Keto Mocha Chocolate Chip Cupcake
These tasty keto Mocha Chocolate Chip Cupcakes are easy to make, fun to eat, and totally keto! A perfect afternoon snack or a treat when you’re on the go.
The best part of Keto desserts is that they are very nutrient-dense because of their focus on healthy fats, quality protein, and no sugar. Those are the bites that count, even if they're dessert.The ketogenic diet may help promote weight loss in several ways, including boosting metabolism and reducing hunger-stimulating hormones.

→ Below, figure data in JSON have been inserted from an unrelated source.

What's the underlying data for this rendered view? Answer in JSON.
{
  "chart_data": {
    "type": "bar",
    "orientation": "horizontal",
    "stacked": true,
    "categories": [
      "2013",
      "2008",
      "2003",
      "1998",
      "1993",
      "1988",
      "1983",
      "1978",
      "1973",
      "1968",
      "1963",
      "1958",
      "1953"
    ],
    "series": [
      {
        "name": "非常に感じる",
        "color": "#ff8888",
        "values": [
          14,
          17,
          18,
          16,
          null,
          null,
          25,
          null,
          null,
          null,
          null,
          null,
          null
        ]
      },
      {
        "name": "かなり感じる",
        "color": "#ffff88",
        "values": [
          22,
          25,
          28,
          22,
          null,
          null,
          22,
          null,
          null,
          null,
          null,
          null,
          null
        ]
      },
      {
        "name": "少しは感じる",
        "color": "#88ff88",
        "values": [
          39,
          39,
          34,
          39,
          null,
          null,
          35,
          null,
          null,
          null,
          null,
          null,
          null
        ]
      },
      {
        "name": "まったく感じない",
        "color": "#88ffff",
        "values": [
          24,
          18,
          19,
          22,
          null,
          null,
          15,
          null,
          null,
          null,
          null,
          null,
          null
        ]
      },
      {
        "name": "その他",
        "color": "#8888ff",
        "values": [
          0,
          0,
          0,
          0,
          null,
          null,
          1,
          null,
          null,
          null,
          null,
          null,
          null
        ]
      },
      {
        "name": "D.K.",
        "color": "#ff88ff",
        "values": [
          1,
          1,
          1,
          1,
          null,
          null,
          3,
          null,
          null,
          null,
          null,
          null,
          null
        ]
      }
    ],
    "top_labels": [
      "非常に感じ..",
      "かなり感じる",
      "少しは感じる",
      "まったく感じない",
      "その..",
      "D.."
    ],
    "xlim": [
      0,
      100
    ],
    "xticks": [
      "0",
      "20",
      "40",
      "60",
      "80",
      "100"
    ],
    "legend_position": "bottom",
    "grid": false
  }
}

Depending on the brand of sugar free chocolate chips used, each cupcake has just under 5 net carbs! It’s a win win of a recipe all around.
1 teaspoon Javy Coffee Concentrate
- 1 cup almond flour
- 2 full tablespoons coconut flour
- 1 teaspoons baking powder
- 1/2 cup stevia extract powder
- 1 teaspoon pure vanilla extract
- 2 large eggs
- 3/4 cup almond milk
- 1/2 stick salted grass fed butter, melted
- 3/4 cup sugar free chocolate chips
- 250 ml of cream
- 1 tbsp cocoa powder
- 1 tsp Javy Coffee Concentrate
- ½ cup Monk fruit baking blend
For the frosting:
Preheat oven to 350° use a silicone muffin pan, or line a muffin tin with paper muffin cups.
To a large mixing bowl, add the almond flour, coconut flour, Stevia, and baking powder. Whisk to combine, making sure that the baking powder is well blended and not clumped.
Pour the wet ingredients into the dry ingredients, mixing as you pour. Start by adding the coffee extract then vanilla extract, following by the almond milk, melted butter and eggs. Mix until well combined.
Stir in chocolate chips, saving some to sprinkle on top of the cupcakes.
Spoon mixture into prepared muffin cups. Top with remaining chocolate chips.
Bake for 20 minutes or until the tops are firm. Allow cupcakes to cool in the tin, on top of a cooling rack.
To make the frosting, mix all the ingredients until they are fully combined, we recommend adding the monk fruit slowly and mixing as you pour it.